Radiation from nuclear power plants poses a host of health risks, ranging from severe toxic effects in workers exposed to high doses to long-term increased rates of many cancers, experts said.

Most of what is known about the risks of radiation comes from studying survivors of the atomic bombings of Hiroshima and Nagasaki during World War II, the 1986 Chernobyl nuclear disaster in Ukraine and radiation exposures for medical purposes.

In Chernobyl, about 30 firefighters who were exposed to very high doses of radiation while trying to douse the blaze at the plant died within a month.

"They had huge exposures," Boice said. "These were the kind of doses that just knocked out the blood system, the gastrointestinal system."

One worker at the Daiichi plant had died from injuries after becoming trapped in the exhaust stack of the plant, according to the World Nuclear Association. At least four other workers were reportedly injured in the explosion and had been hospitalized.

Beyond the deaths of firefighters in Chernobyl, the most well-documented health effect was an increase in thyroid cancer, primarily among children, due to exposure to iodine-131. An estimated 6,000 to 7,000 excess cases of thyroid cancer have occurred because of Chernobyl, mostly among people who were children at the time.

"At Chernobyl, the biggest problem was it got on the grass and the cows ate it and the milk from the cows was given to the kids," said Fred Mettler, a radiation expert at the University of New Mexico.

Japanese officials announced plans to distribute potassium iodide pills, which block radioactive iodine from accumulating in the thyroid glands, causing thyroid cancer, to people living around the Fukushima Daiichi facility and another damaged plant about seven miles away.

Of the radioactive elements released in a nuclear plant leak, radioactive iodine has a relatively short "half-life" of eight days, which means that it essentially disappears within about 80 days, Mettler said. In comparison, another radioactive substance released by nuclear power plants, cesium-137, has a half-life of about 30 years, meaning it poses a much greater risk because it gets into the food chain.

In the Hiroshima and Nagasaki atomic bombings, which provide some of the best data about the risks of radiation, about 80,000 people died from the blasts and exposure to very high doses of radiation. Studies of the survivors found that rates of a variety of cancers, including leukemia and cancer of the breast, lung and colon, remained elevated for decades.

"The Japanese have been studying radiation since they dropped the bomb over there," Mettler said. "They have been following the atomic bomb survivors for 60 years. They are the world experts on radiation effects. So nothing is lost on them."

Excess cases of leukemia begin to show up within two years of exposure and peak within five to 10 years; other cancers do not start to appear in excess for at least a decade, and their risk can remain elevated for decades. But even in Hiroshima and Nagasaki, only about 9,000 survivors have died from cancer.

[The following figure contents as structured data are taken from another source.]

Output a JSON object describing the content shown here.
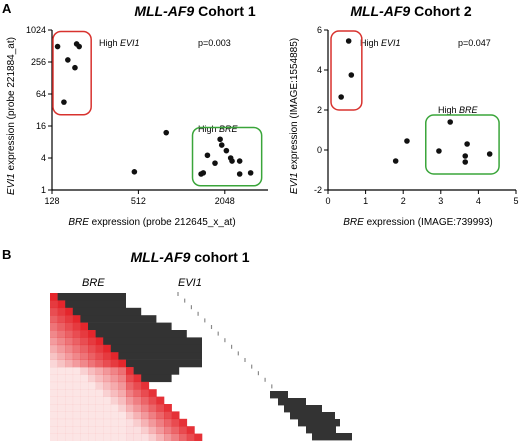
{
  "panel_labels": {
    "a": "A",
    "b": "B"
  },
  "colors": {
    "points": "#111111",
    "high_evi1_box": "#d8322e",
    "high_bre_box": "#3aa53a",
    "heat_red": "#e4262c",
    "heat_dark": "#333333",
    "tick_grey": "#8a8a8a"
  },
  "chart_data": [
    {
      "type": "scatter",
      "title_gene": "MLL-AF9",
      "title_rest": " Cohort 1",
      "xlabel_gene": "BRE",
      "xlabel_rest": " expression (probe 212645_x_at)",
      "ylabel_gene": "EVI1",
      "ylabel_rest": " expression (probe 221884_at)",
      "x_scale": "log2",
      "y_scale": "log2",
      "xlim": [
        128,
        4096
      ],
      "ylim": [
        1,
        1024
      ],
      "x_ticks": [
        128,
        512,
        2048
      ],
      "y_ticks": [
        1,
        4,
        16,
        64,
        256,
        1024
      ],
      "pvalue": "p=0.003",
      "high_evi1_label": "High ",
      "high_evi1_gene": "EVI1",
      "high_bre_label": "High ",
      "high_bre_gene": "BRE",
      "points": [
        {
          "x": 140,
          "y": 500
        },
        {
          "x": 190,
          "y": 560
        },
        {
          "x": 198,
          "y": 500
        },
        {
          "x": 165,
          "y": 280
        },
        {
          "x": 185,
          "y": 200
        },
        {
          "x": 155,
          "y": 45
        },
        {
          "x": 480,
          "y": 2.2
        },
        {
          "x": 800,
          "y": 12
        },
        {
          "x": 1900,
          "y": 9
        },
        {
          "x": 1950,
          "y": 7
        },
        {
          "x": 2100,
          "y": 5.5
        },
        {
          "x": 1550,
          "y": 4.5
        },
        {
          "x": 2250,
          "y": 4
        },
        {
          "x": 1750,
          "y": 3.2
        },
        {
          "x": 2300,
          "y": 3.5
        },
        {
          "x": 2600,
          "y": 3.5
        },
        {
          "x": 1450,
          "y": 2.1
        },
        {
          "x": 1400,
          "y": 2.0
        },
        {
          "x": 2600,
          "y": 2.0
        },
        {
          "x": 3100,
          "y": 2.1
        }
      ]
    },
    {
      "type": "scatter",
      "title_gene": "MLL-AF9",
      "title_rest": " Cohort 2",
      "xlabel_gene": "BRE",
      "xlabel_rest": " expression (IMAGE:739993)",
      "ylabel_gene": "EVI1",
      "ylabel_rest": " expression (IMAGE:1554885)",
      "xlim": [
        0,
        5
      ],
      "ylim": [
        -2,
        6
      ],
      "x_ticks": [
        0,
        1,
        2,
        3,
        4,
        5
      ],
      "y_ticks": [
        -2,
        0,
        2,
        4,
        6
      ],
      "pvalue": "p=0.047",
      "high_evi1_label": "High ",
      "high_evi1_gene": "EVI1",
      "high_bre_label": "High ",
      "high_bre_gene": "BRE",
      "points": [
        {
          "x": 0.55,
          "y": 5.45
        },
        {
          "x": 0.62,
          "y": 3.75
        },
        {
          "x": 0.35,
          "y": 2.65
        },
        {
          "x": 1.8,
          "y": -0.55
        },
        {
          "x": 2.1,
          "y": 0.45
        },
        {
          "x": 3.25,
          "y": 1.4
        },
        {
          "x": 2.95,
          "y": -0.05
        },
        {
          "x": 3.7,
          "y": 0.3
        },
        {
          "x": 3.65,
          "y": -0.3
        },
        {
          "x": 3.65,
          "y": -0.6
        },
        {
          "x": 4.3,
          "y": -0.2
        }
      ]
    },
    {
      "type": "heatmap",
      "title_gene": "MLL-AF9",
      "title_rest": " cohort 1",
      "col_label_1": "BRE",
      "col_label_2": "EVI1",
      "rows": 20
    }
  ]
}
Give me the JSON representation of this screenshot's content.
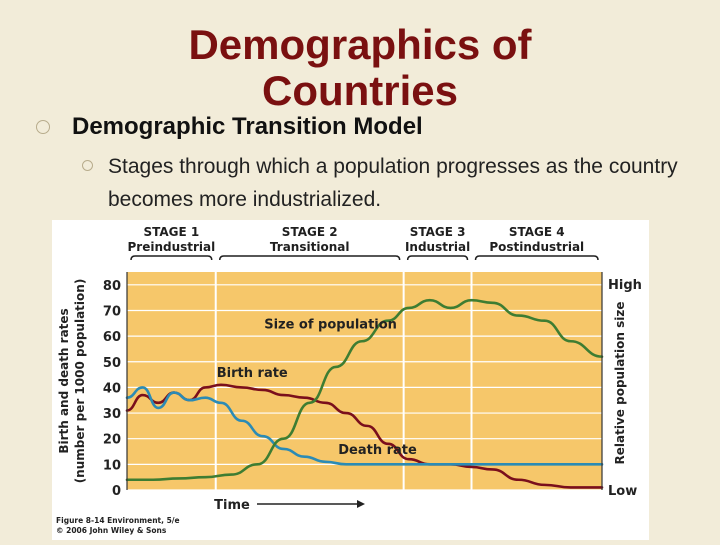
{
  "slide": {
    "title_line1": "Demographics of",
    "title_line2": "Countries",
    "bullet_1": "Demographic Transition Model",
    "bullet_2": "Stages through which a population progresses as the country becomes more industrialized."
  },
  "colors": {
    "plot_bg": "#f6c76a",
    "birth_rate": "#7a0f1c",
    "death_rate": "#2b8bb5",
    "population": "#3e7d32",
    "title": "#7a1010",
    "stage_divider": "#ffffff"
  },
  "chart_data": {
    "type": "line",
    "stages": [
      {
        "name": "STAGE 1",
        "label": "Preindustrial",
        "x_range": [
          0,
          1.7
        ]
      },
      {
        "name": "STAGE 2",
        "label": "Transitional",
        "x_range": [
          1.7,
          5.3
        ]
      },
      {
        "name": "STAGE 3",
        "label": "Industrial",
        "x_range": [
          5.3,
          6.6
        ]
      },
      {
        "name": "STAGE 4",
        "label": "Postindustrial",
        "x_range": [
          6.6,
          9.1
        ]
      }
    ],
    "xlabel": "Time",
    "ylabel": "Birth and death rates",
    "ylabel_sub": "(number per 1000 population)",
    "y2label": "Relative population size",
    "y2_high": "High",
    "y2_low": "Low",
    "yticks": [
      0,
      10,
      20,
      30,
      40,
      50,
      60,
      70,
      80
    ],
    "ylim": [
      0,
      85
    ],
    "xlim": [
      0,
      9.1
    ],
    "series": [
      {
        "name": "Birth rate",
        "x": [
          0,
          0.3,
          0.6,
          0.9,
          1.2,
          1.5,
          1.8,
          2.2,
          2.6,
          3.0,
          3.4,
          3.8,
          4.2,
          4.6,
          5.0,
          5.4,
          5.8,
          6.2,
          6.6,
          7.0,
          7.5,
          8.0,
          8.5,
          9.1
        ],
        "values": [
          31,
          37,
          34,
          38,
          35,
          40,
          41,
          40,
          39,
          37,
          36,
          34,
          30,
          25,
          18,
          12,
          10,
          10,
          9,
          8,
          4,
          2,
          1,
          1
        ]
      },
      {
        "name": "Death rate",
        "x": [
          0,
          0.3,
          0.6,
          0.9,
          1.2,
          1.5,
          1.8,
          2.2,
          2.6,
          3.0,
          3.4,
          3.8,
          4.2,
          4.6,
          5.0,
          5.4,
          5.8,
          6.2,
          6.6,
          7.0,
          7.5,
          8.0,
          8.5,
          9.1
        ],
        "values": [
          36,
          40,
          32,
          38,
          35,
          36,
          34,
          27,
          21,
          16,
          13,
          11,
          10,
          10,
          10,
          10,
          10,
          10,
          10,
          10,
          10,
          10,
          10,
          10
        ]
      },
      {
        "name": "Size of population",
        "x": [
          0,
          0.5,
          1.0,
          1.5,
          2.0,
          2.5,
          3.0,
          3.5,
          4.0,
          4.5,
          5.0,
          5.4,
          5.8,
          6.2,
          6.6,
          7.0,
          7.5,
          8.0,
          8.5,
          9.1
        ],
        "values": [
          4,
          4,
          4.5,
          5,
          6,
          10,
          20,
          34,
          48,
          58,
          66,
          71,
          74,
          71,
          74,
          73,
          68,
          66,
          58,
          52
        ]
      }
    ],
    "grid": true,
    "legend": "inline labels"
  },
  "figure_caption": {
    "line1": "Figure 8-14 Environment, 5/e",
    "line2": "© 2006 John Wiley & Sons"
  }
}
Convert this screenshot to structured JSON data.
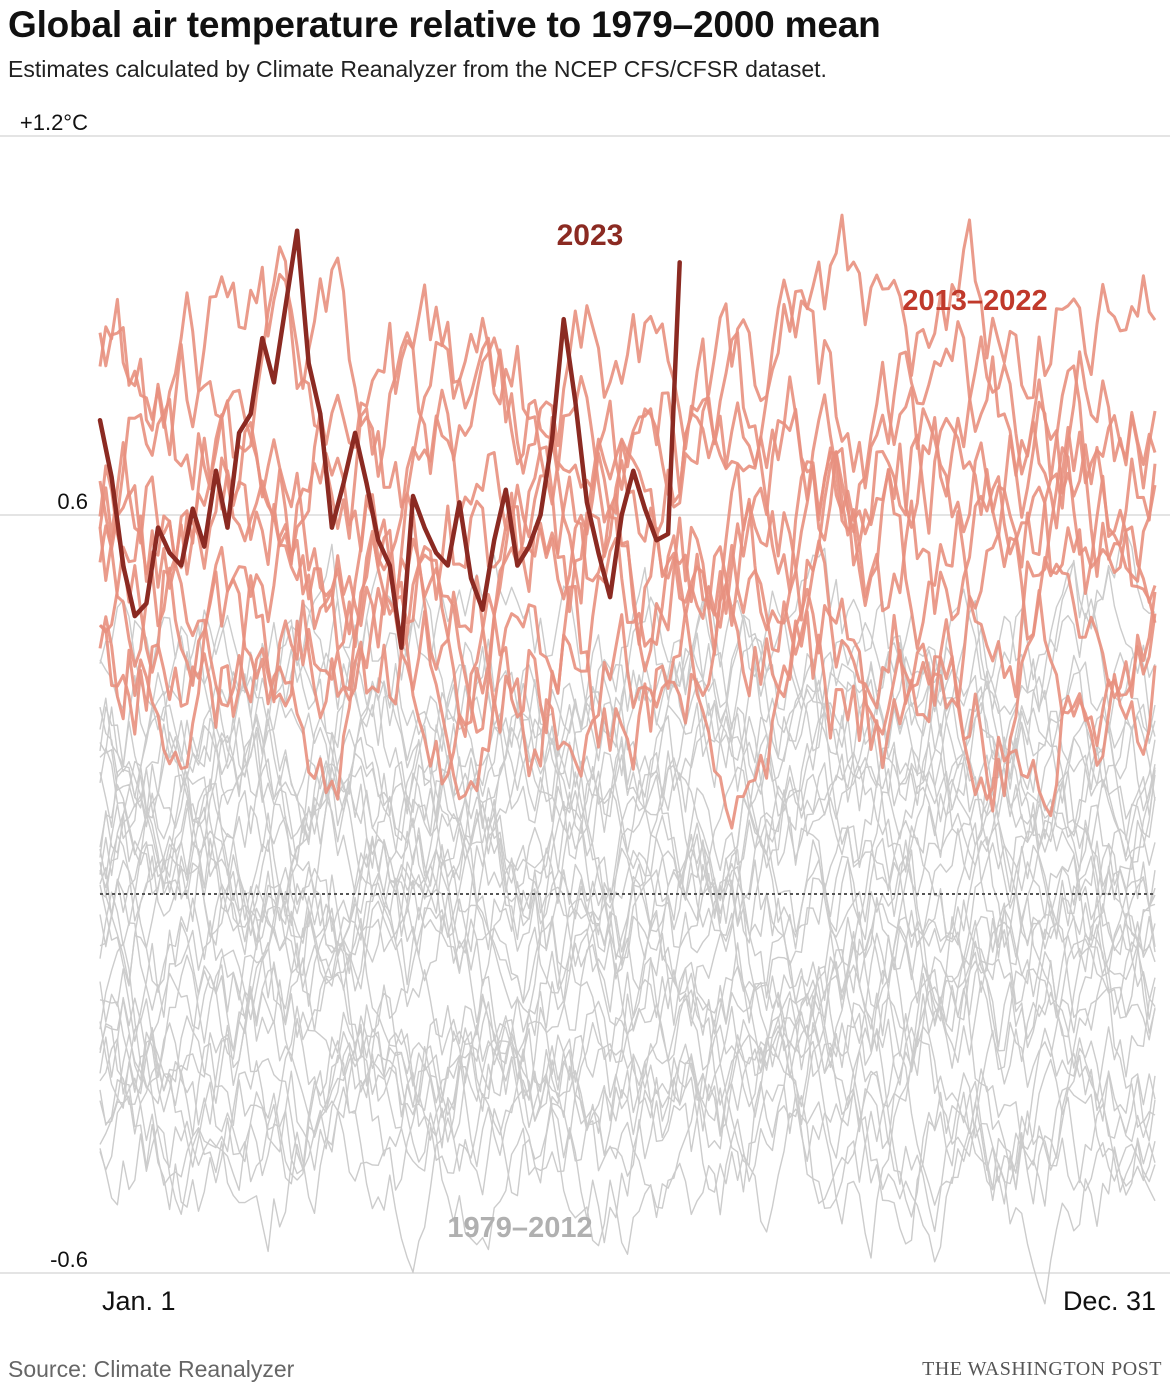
{
  "title": "Global air temperature relative to 1979–2000 mean",
  "subtitle": "Estimates calculated by Climate Reanalyzer from the NCEP CFS/CFSR dataset.",
  "source": "Source: Climate Reanalyzer",
  "credit": "THE WASHINGTON POST",
  "colors": {
    "y2023": "#8b2a22",
    "recent": "#e8907e",
    "recent_label": "#c0392b",
    "historic": "#cccccc",
    "historic_label": "#b0b0b0",
    "grid": "#c8c8c8",
    "baseline": "#555555"
  },
  "chart_data": {
    "type": "line",
    "title": "Global air temperature relative to 1979–2000 mean",
    "xlabel": "",
    "ylabel": "",
    "x_tick_labels": [
      "Jan. 1",
      "Dec. 31"
    ],
    "x_range": [
      1,
      365
    ],
    "y_ticks": [
      {
        "value": 1.2,
        "label": "+1.2°C"
      },
      {
        "value": 0.6,
        "label": "0.6"
      },
      {
        "value": -0.6,
        "label": "-0.6"
      }
    ],
    "ylim": [
      -0.6,
      1.2
    ],
    "baseline": 0,
    "grid": true,
    "series_labels": [
      {
        "group": "y2023",
        "text": "2023"
      },
      {
        "group": "recent",
        "text": "2013–2022"
      },
      {
        "group": "historic",
        "text": "1979–2012"
      }
    ],
    "series": [
      {
        "name": "2023",
        "group": "y2023",
        "x": [
          1,
          5,
          9,
          13,
          17,
          21,
          25,
          29,
          33,
          37,
          41,
          45,
          49,
          53,
          57,
          61,
          65,
          69,
          73,
          77,
          81,
          85,
          89,
          93,
          97,
          101,
          105,
          109,
          113,
          117,
          121,
          125,
          129,
          133,
          137,
          141,
          145,
          149,
          153,
          157,
          161,
          165,
          169,
          173,
          177,
          181,
          185,
          189,
          193,
          197,
          201
        ],
        "values": [
          0.75,
          0.66,
          0.52,
          0.44,
          0.46,
          0.58,
          0.54,
          0.52,
          0.61,
          0.55,
          0.67,
          0.58,
          0.73,
          0.76,
          0.88,
          0.81,
          0.93,
          1.05,
          0.84,
          0.76,
          0.58,
          0.65,
          0.73,
          0.65,
          0.56,
          0.52,
          0.39,
          0.63,
          0.58,
          0.54,
          0.52,
          0.62,
          0.5,
          0.45,
          0.56,
          0.64,
          0.52,
          0.55,
          0.6,
          0.72,
          0.91,
          0.78,
          0.62,
          0.54,
          0.47,
          0.6,
          0.67,
          0.61,
          0.56,
          0.57,
          1.0
        ]
      },
      {
        "name": "2013–2022",
        "group": "recent",
        "x": [
          1,
          365
        ],
        "y_stats": {
          "annual_range": [
            0.05,
            1.15
          ]
        }
      },
      {
        "name": "1979–2012",
        "group": "historic",
        "x": [
          1,
          365
        ],
        "y_stats": {
          "annual_range": [
            -0.65,
            0.5
          ]
        }
      }
    ]
  }
}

That's about 500 more cases than would have been normally expected, Mettler said.

Studies have also found adverse psychological effects from nuclear accidents, such as the Chernobyl fire and the 1979 Three Mile Island meltdown in Pennsylvania. For example, there was an increase in suicides in Estonia and among cleanup workers after Chernobyl. Abortions also increased in some places.

"It turns out there wasn't increases in birth defects or malformations in the surrounding populations, but there was an increase in elective abortions because people were so concerned," Boice said.